Stem cells are distinguished from other cell types due to two important defining characteristics. First, stem cells must exhibit selfrenewal potential, which is the ability to produce identical copies of themselves through mitotic divisions over time. Second, stem cells must exhibit multilineage differentiation potential – pluripotency, which is the ability to give rise to various specialized cell types and serves as the driving concept behind stem cell regeneration. They also possess migration potential in order to reach sites of injury. These abilities allow stem cells to participate in the body’s natural processes of wound healing and tissue generation and raise the potential of using stem cells in various applications in regenerative medicine.
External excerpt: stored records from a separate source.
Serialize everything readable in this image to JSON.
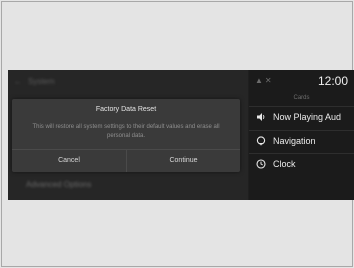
{
  "settings": {
    "header": "System",
    "row_label": "Advanced Options"
  },
  "dialog": {
    "title": "Factory Data Reset",
    "message": "This will restore all system settings to their default values and erase all personal data.",
    "cancel_label": "Cancel",
    "continue_label": "Continue"
  },
  "status_bar": {
    "time": "12:00",
    "icons": [
      "signal-icon",
      "no-bluetooth-icon"
    ]
  },
  "cards_panel": {
    "title": "Cards",
    "items": [
      {
        "label": "Now Playing Aud",
        "icon": "speaker-icon"
      },
      {
        "label": "Navigation",
        "icon": "navigation-pin-icon"
      },
      {
        "label": "Clock",
        "icon": "clock-icon"
      }
    ]
  }
}
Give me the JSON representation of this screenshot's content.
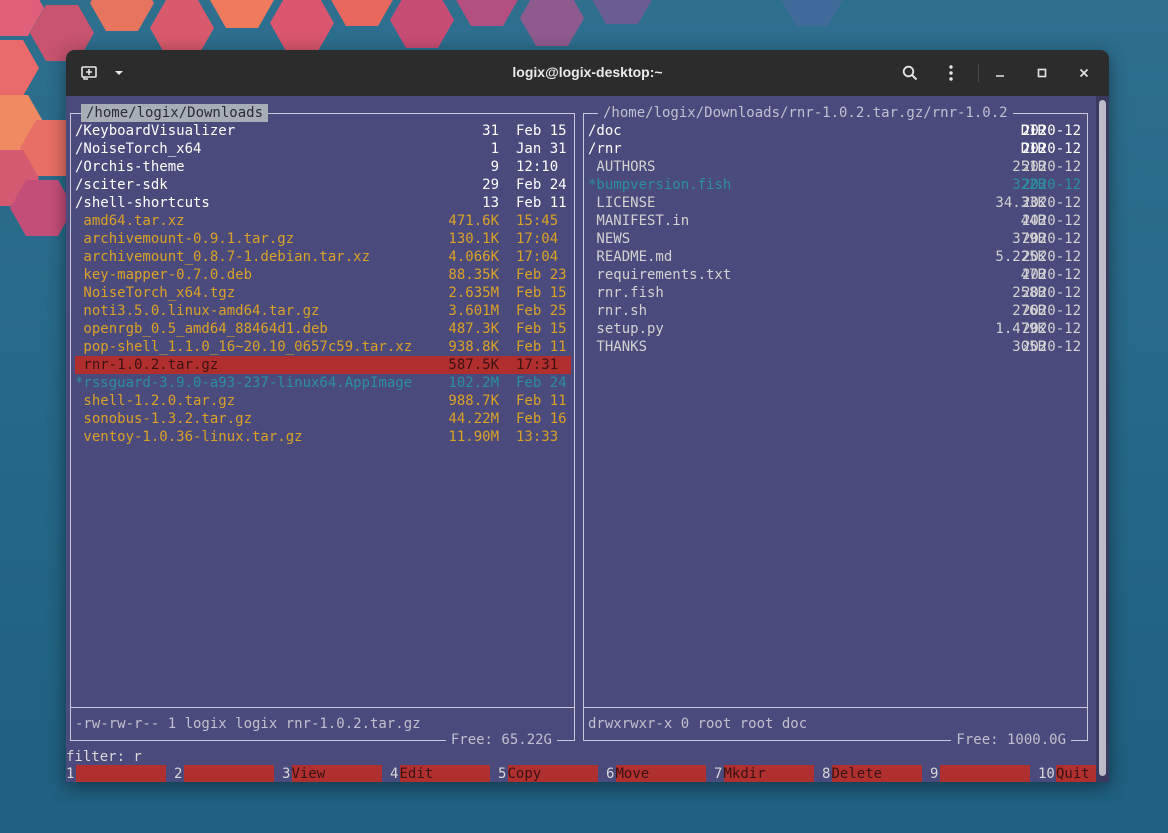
{
  "window": {
    "title": "logix@logix-desktop:~",
    "new_tab_icon": "new-tab-icon",
    "menu_icon": "chevron-down-icon",
    "search_icon": "search-icon",
    "more_icon": "kebab-menu-icon",
    "minimize": "–",
    "maximize": "▫",
    "close": "✕"
  },
  "left_panel": {
    "path": "/home/logix/Downloads",
    "files": [
      {
        "name": "/KeyboardVisualizer",
        "size": "31",
        "time": "Feb 15",
        "kind": "dir"
      },
      {
        "name": "/NoiseTorch_x64",
        "size": "1",
        "time": "Jan 31",
        "kind": "dir"
      },
      {
        "name": "/Orchis-theme",
        "size": "9",
        "time": "12:10",
        "kind": "dir"
      },
      {
        "name": "/sciter-sdk",
        "size": "29",
        "time": "Feb 24",
        "kind": "dir"
      },
      {
        "name": "/shell-shortcuts",
        "size": "13",
        "time": "Feb 11",
        "kind": "dir"
      },
      {
        "name": " amd64.tar.xz",
        "size": "471.6K",
        "time": "15:45",
        "kind": "archive"
      },
      {
        "name": " archivemount-0.9.1.tar.gz",
        "size": "130.1K",
        "time": "17:04",
        "kind": "archive"
      },
      {
        "name": " archivemount_0.8.7-1.debian.tar.xz",
        "size": "4.066K",
        "time": "17:04",
        "kind": "archive"
      },
      {
        "name": " key-mapper-0.7.0.deb",
        "size": "88.35K",
        "time": "Feb 23",
        "kind": "archive"
      },
      {
        "name": " NoiseTorch_x64.tgz",
        "size": "2.635M",
        "time": "Feb 15",
        "kind": "archive"
      },
      {
        "name": " noti3.5.0.linux-amd64.tar.gz",
        "size": "3.601M",
        "time": "Feb 25",
        "kind": "archive"
      },
      {
        "name": " openrgb_0.5_amd64_88464d1.deb",
        "size": "487.3K",
        "time": "Feb 15",
        "kind": "archive"
      },
      {
        "name": " pop-shell_1.1.0_16~20.10_0657c59.tar.xz",
        "size": "938.8K",
        "time": "Feb 11",
        "kind": "archive"
      },
      {
        "name": " rnr-1.0.2.tar.gz",
        "size": "587.5K",
        "time": "17:31",
        "kind": "selected"
      },
      {
        "name": "*rssguard-3.9.0-a93-237-linux64.AppImage",
        "size": "102.2M",
        "time": "Feb 24",
        "kind": "exec"
      },
      {
        "name": " shell-1.2.0.tar.gz",
        "size": "988.7K",
        "time": "Feb 11",
        "kind": "archive"
      },
      {
        "name": " sonobus-1.3.2.tar.gz",
        "size": "44.22M",
        "time": "Feb 16",
        "kind": "archive"
      },
      {
        "name": " ventoy-1.0.36-linux.tar.gz",
        "size": "11.90M",
        "time": "13:33",
        "kind": "archive"
      }
    ],
    "info": "-rw-rw-r-- 1 logix logix rnr-1.0.2.tar.gz",
    "free": "Free: 65.22G"
  },
  "right_panel": {
    "path": "/home/logix/Downloads/rnr-1.0.2.tar.gz/rnr-1.0.2",
    "files": [
      {
        "name": "/doc",
        "size": "DIR",
        "time": "2020-12",
        "kind": "dir"
      },
      {
        "name": "/rnr",
        "size": "DIR",
        "time": "2020-12",
        "kind": "dir"
      },
      {
        "name": " AUTHORS",
        "size": "251B",
        "time": "2020-12",
        "kind": "plain"
      },
      {
        "name": "*bumpversion.fish",
        "size": "322B",
        "time": "2020-12",
        "kind": "exec"
      },
      {
        "name": " LICENSE",
        "size": "34.33K",
        "time": "2020-12",
        "kind": "plain"
      },
      {
        "name": " MANIFEST.in",
        "size": "44B",
        "time": "2020-12",
        "kind": "plain"
      },
      {
        "name": " NEWS",
        "size": "379B",
        "time": "2020-12",
        "kind": "plain"
      },
      {
        "name": " README.md",
        "size": "5.225K",
        "time": "2020-12",
        "kind": "plain"
      },
      {
        "name": " requirements.txt",
        "size": "47B",
        "time": "2020-12",
        "kind": "plain"
      },
      {
        "name": " rnr.fish",
        "size": "258B",
        "time": "2020-12",
        "kind": "plain"
      },
      {
        "name": " rnr.sh",
        "size": "276B",
        "time": "2020-12",
        "kind": "plain"
      },
      {
        "name": " setup.py",
        "size": "1.479K",
        "time": "2020-12",
        "kind": "plain"
      },
      {
        "name": " THANKS",
        "size": "305B",
        "time": "2020-12",
        "kind": "plain"
      }
    ],
    "info": "drwxrwxr-x 0 root root doc",
    "free": "Free: 1000.0G"
  },
  "filter": "filter: r",
  "fkeys": [
    {
      "num": "1",
      "label": ""
    },
    {
      "num": "2",
      "label": ""
    },
    {
      "num": "3",
      "label": "View"
    },
    {
      "num": "4",
      "label": "Edit"
    },
    {
      "num": "5",
      "label": "Copy"
    },
    {
      "num": "6",
      "label": "Move"
    },
    {
      "num": "7",
      "label": "Mkdir"
    },
    {
      "num": "8",
      "label": "Delete"
    },
    {
      "num": "9",
      "label": ""
    },
    {
      "num": "10",
      "label": "Quit"
    }
  ],
  "colors": {
    "terminal_bg": "#4a4a7c",
    "archive": "#dba127",
    "executable": "#2b8fa1",
    "selection": "#b12e2e",
    "fkey_bg": "#b03030"
  }
}
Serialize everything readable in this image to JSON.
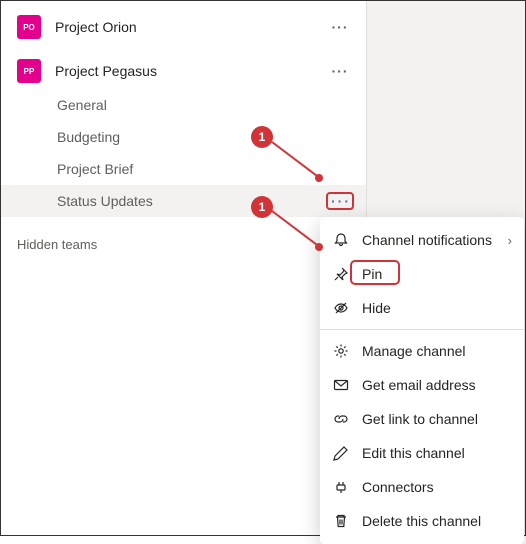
{
  "teams": [
    {
      "initials": "PO",
      "name": "Project Orion"
    },
    {
      "initials": "PP",
      "name": "Project Pegasus"
    }
  ],
  "channels": [
    {
      "label": "General"
    },
    {
      "label": "Budgeting"
    },
    {
      "label": "Project Brief"
    },
    {
      "label": "Status Updates"
    }
  ],
  "hidden_teams_label": "Hidden teams",
  "menu": {
    "notifications": "Channel notifications",
    "pin": "Pin",
    "hide": "Hide",
    "manage": "Manage channel",
    "email": "Get email address",
    "link": "Get link to channel",
    "edit": "Edit this channel",
    "connectors": "Connectors",
    "delete": "Delete this channel"
  },
  "callouts": {
    "b1": "1",
    "b2": "1"
  }
}
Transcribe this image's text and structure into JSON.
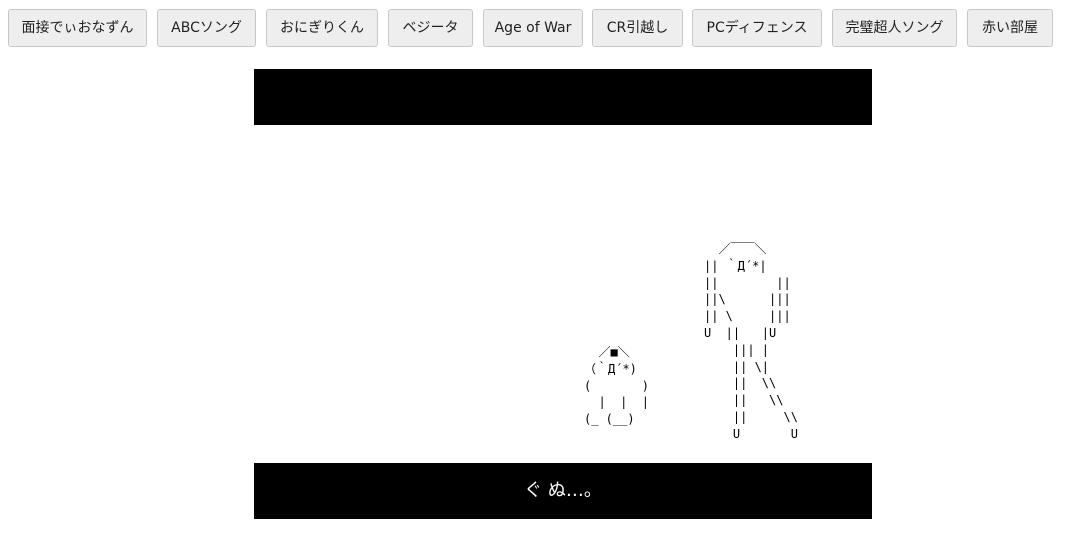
{
  "nav": {
    "buttons": [
      {
        "label": "面接でぃおなずん"
      },
      {
        "label": "ABCソング"
      },
      {
        "label": "おにぎりくん"
      },
      {
        "label": "ベジータ"
      },
      {
        "label": "Age of War"
      },
      {
        "label": "CR引越し"
      },
      {
        "label": "PCディフェンス"
      },
      {
        "label": "完璧超人ソング"
      },
      {
        "label": "赤い部屋"
      }
    ]
  },
  "stage": {
    "top_bar_text": "",
    "dialogue_text": "ぐ ぬ…。",
    "ascii_small": "  ／■＼\n（｀Д´*)\n(       )\n  |  |  |\n(_ (__)",
    "ascii_tall": "  ／￣￣＼\n|| ｀Д´*|\n||        ||\n||\\      |||\n|| \\     |||\nU  ||   |U\n    ||| |\n    || \\|\n    ||  \\\\\n    ||   \\\\\n    ||     \\\\\n    U       U"
  }
}
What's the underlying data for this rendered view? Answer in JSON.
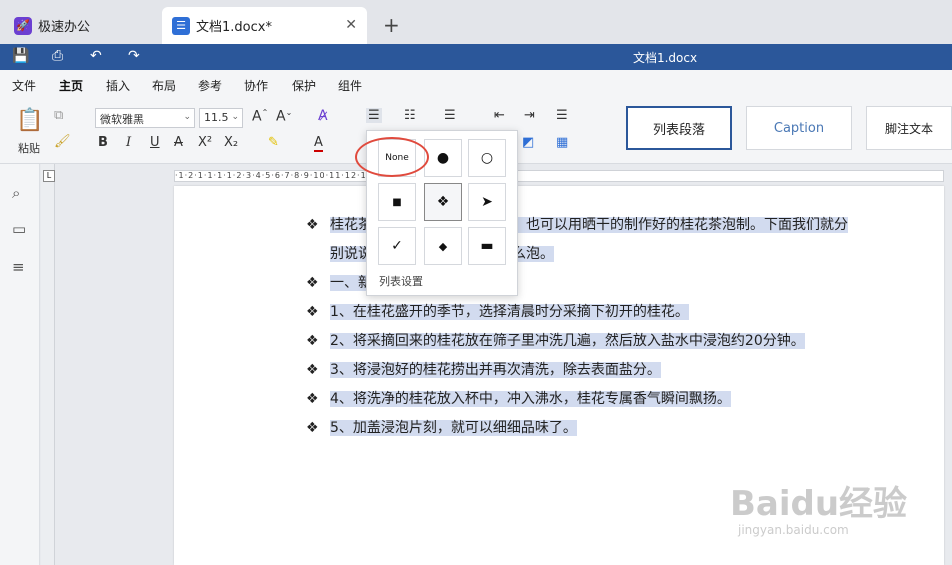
{
  "tabs": {
    "home": {
      "label": "极速办公"
    },
    "doc": {
      "label": "文档1.docx*"
    }
  },
  "titlebar": {
    "title": "文档1.docx"
  },
  "menu": [
    "文件",
    "主页",
    "插入",
    "布局",
    "参考",
    "协作",
    "保护",
    "组件"
  ],
  "ribbon": {
    "paste_label": "粘贴",
    "font_name": "微软雅黑",
    "font_size": "11.5",
    "bold": "B",
    "italic": "I",
    "underline": "U",
    "strike": "A",
    "superscript": "X²",
    "subscript": "X₂",
    "styles": [
      "列表段落",
      "Caption",
      "脚注文本"
    ]
  },
  "bullet_panel": {
    "cells": [
      "None",
      "●",
      "○",
      "■",
      "❖",
      "➤",
      "✓",
      "◆",
      "▬"
    ],
    "footer": "列表设置"
  },
  "document": {
    "lines": [
      "桂花茶可以用新鲜的桂花泡制，也可以用晒干的制作好的桂花茶泡制。下面我们就分",
      "别说说新鲜桂花和干桂花茶怎么泡。",
      "一、新鲜桂花茶的泡法",
      "1、在桂花盛开的季节，选择清晨时分采摘下初开的桂花。",
      "2、将采摘回来的桂花放在筛子里冲洗几遍，然后放入盐水中浸泡约20分钟。",
      "3、将浸泡好的桂花捞出并再次清洗，除去表面盐分。",
      "4、将洗净的桂花放入杯中，冲入沸水，桂花专属香气瞬间飘扬。",
      "5、加盖浸泡片刻，就可以细细品味了。"
    ]
  },
  "watermark": {
    "main": "Baidu经验",
    "sub": "jingyan.baidu.com"
  },
  "colors": {
    "accent": "#2b579a",
    "highlight": "#d2dbef",
    "annotation": "#e04a3d"
  }
}
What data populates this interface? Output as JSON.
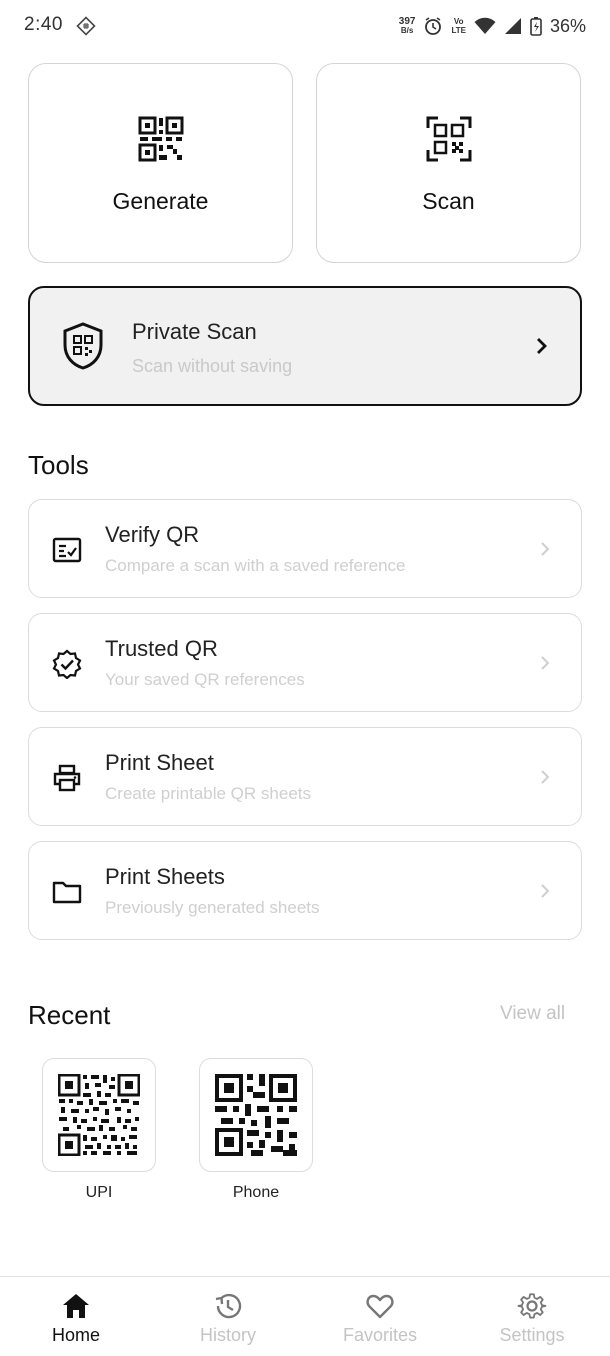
{
  "status_bar": {
    "time": "2:40",
    "net_speed_value": "397",
    "net_speed_unit": "B/s",
    "volte_top": "Vo",
    "volte_bottom": "LTE",
    "battery_percent": "36%",
    "icons": [
      "hashed-diamond-icon",
      "alarm-icon",
      "wifi-icon",
      "signal-icon",
      "battery-charging-icon"
    ]
  },
  "actions": {
    "generate": {
      "label": "Generate",
      "icon": "qr-code-icon"
    },
    "scan": {
      "label": "Scan",
      "icon": "qr-scan-icon"
    }
  },
  "private_scan": {
    "title": "Private Scan",
    "subtitle": "Scan without saving",
    "icon": "shield-qr-icon"
  },
  "tools": {
    "heading": "Tools",
    "items": [
      {
        "title": "Verify QR",
        "subtitle": "Compare a scan with a saved reference",
        "icon": "checklist-icon"
      },
      {
        "title": "Trusted QR",
        "subtitle": "Your saved QR references",
        "icon": "verified-badge-icon"
      },
      {
        "title": "Print Sheet",
        "subtitle": "Create printable QR sheets",
        "icon": "printer-icon"
      },
      {
        "title": "Print Sheets",
        "subtitle": "Previously generated sheets",
        "icon": "folder-icon"
      }
    ]
  },
  "recent": {
    "heading": "Recent",
    "view_all": "View all",
    "items": [
      {
        "label": "UPI"
      },
      {
        "label": "Phone"
      }
    ]
  },
  "bottom_nav": {
    "items": [
      {
        "label": "Home",
        "icon": "home-icon",
        "active": true
      },
      {
        "label": "History",
        "icon": "history-icon",
        "active": false
      },
      {
        "label": "Favorites",
        "icon": "heart-icon",
        "active": false
      },
      {
        "label": "Settings",
        "icon": "gear-icon",
        "active": false
      }
    ]
  },
  "colors": {
    "text_primary": "#111111",
    "text_muted": "#c4c4c4",
    "card_border": "#d4d4d4",
    "private_scan_bg": "#f1f1f1"
  }
}
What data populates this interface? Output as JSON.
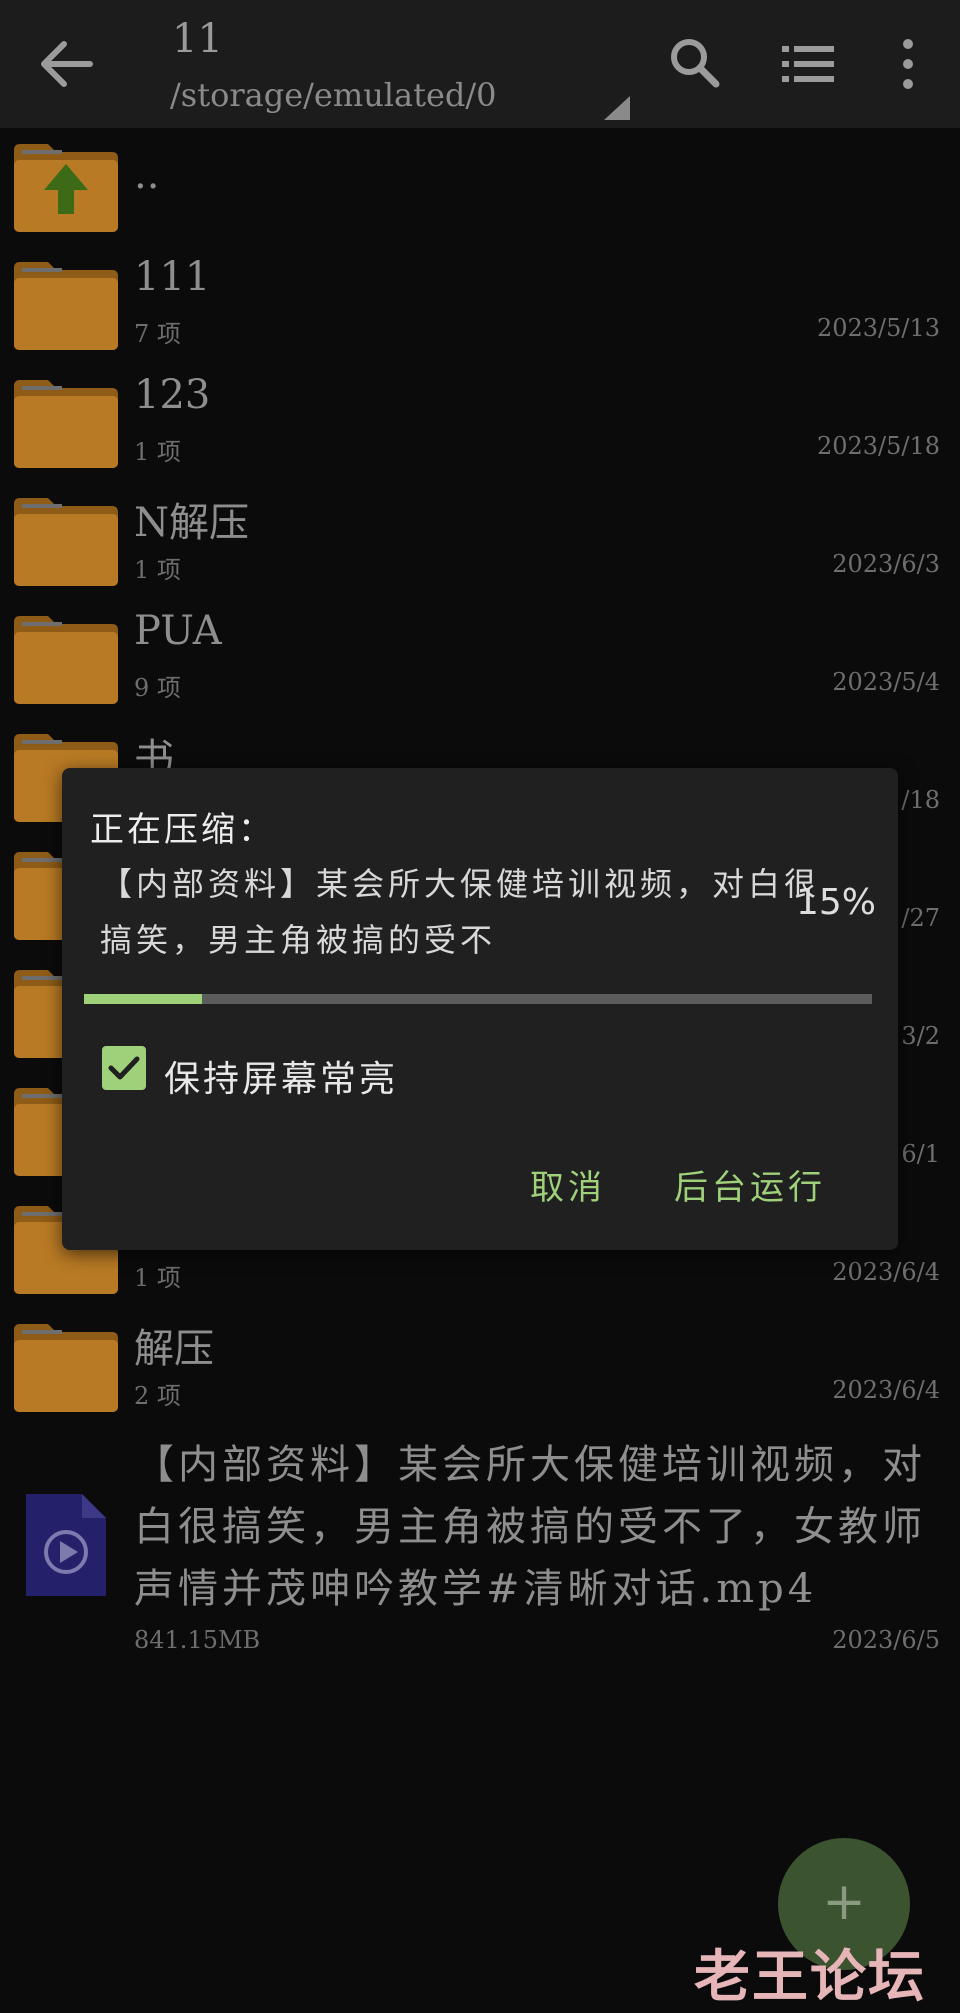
{
  "appbar": {
    "title": "11",
    "path": "/storage/emulated/0",
    "back_icon": "arrow-left-icon",
    "search_icon": "search-icon",
    "list_icon": "list-view-icon",
    "more_icon": "more-vert-icon"
  },
  "parent": {
    "name": ".."
  },
  "folders": [
    {
      "name": "111",
      "meta": "7 项",
      "date": "2023/5/13"
    },
    {
      "name": "123",
      "meta": "1 项",
      "date": "2023/5/18"
    },
    {
      "name": "N解压",
      "meta": "1 项",
      "date": "2023/6/3"
    },
    {
      "name": "PUA",
      "meta": "9 项",
      "date": "2023/5/4"
    },
    {
      "name": "书",
      "meta": "",
      "date": "/18"
    },
    {
      "name": "",
      "meta": "",
      "date": "/27"
    },
    {
      "name": "",
      "meta": "",
      "date": "3/2"
    },
    {
      "name": "",
      "meta": "",
      "date": "6/1"
    },
    {
      "name": "",
      "meta": "1 项",
      "date": "2023/6/4"
    },
    {
      "name": "解压",
      "meta": "2 项",
      "date": "2023/6/4"
    }
  ],
  "file": {
    "name": "【内部资料】某会所大保健培训视频，对白很搞笑，男主角被搞的受不了，女教师声情并茂呻吟教学#清晰对话.mp4",
    "size": "841.15MB",
    "date": "2023/6/5"
  },
  "dialog": {
    "title": "正在压缩：",
    "filename": "【内部资料】某会所大保健培训视频，对白很搞笑，男主角被搞的受不",
    "percent_label": "15%",
    "progress": 0.15,
    "keep_screen_label": "保持屏幕常亮",
    "keep_screen_checked": true,
    "cancel_label": "取消",
    "background_label": "后台运行"
  },
  "fab": {
    "label": "+"
  },
  "watermark": "老王论坛",
  "colors": {
    "accent": "#9fd07a",
    "folder": "#b87a24",
    "folder_dark": "#8e5c17",
    "fab": "#3c5330"
  }
}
However, certain environmental predisposing conditions such as cigarette smoke can negatively impact these abilities and stem cell viability for transplantation and regeneration. Most of the research conducted on stem cells involves mesenchymal stem cells (MSCs), typically from the bone marrow. The substantial growth in this research has allowed further understanding of the deleterious effects of cigarette smoke on MSCs, as well as improved our knowledge on the therapeutic usage of MSCs for smoking patients. As of now, there is a considerable lack of research focused on dental stem cells. Given that the first exposure to smoke occurs in the oral cavity, and that the content of nicotine is estimated to be nearly 8 times higher in saliva than in blood plasma (8 hours following application of nicotine patch; saliva: 76.8 ng/ml, plasma: 10.0 ng/ml)1, the potentially more susceptible stem cell populations in the oral cavity deserve more attention. Dental stem cells share many properties with MSCs, and a disruption in their function by higher concentrations of a known inhibitor of stem cell function would create significant problems in the repair process.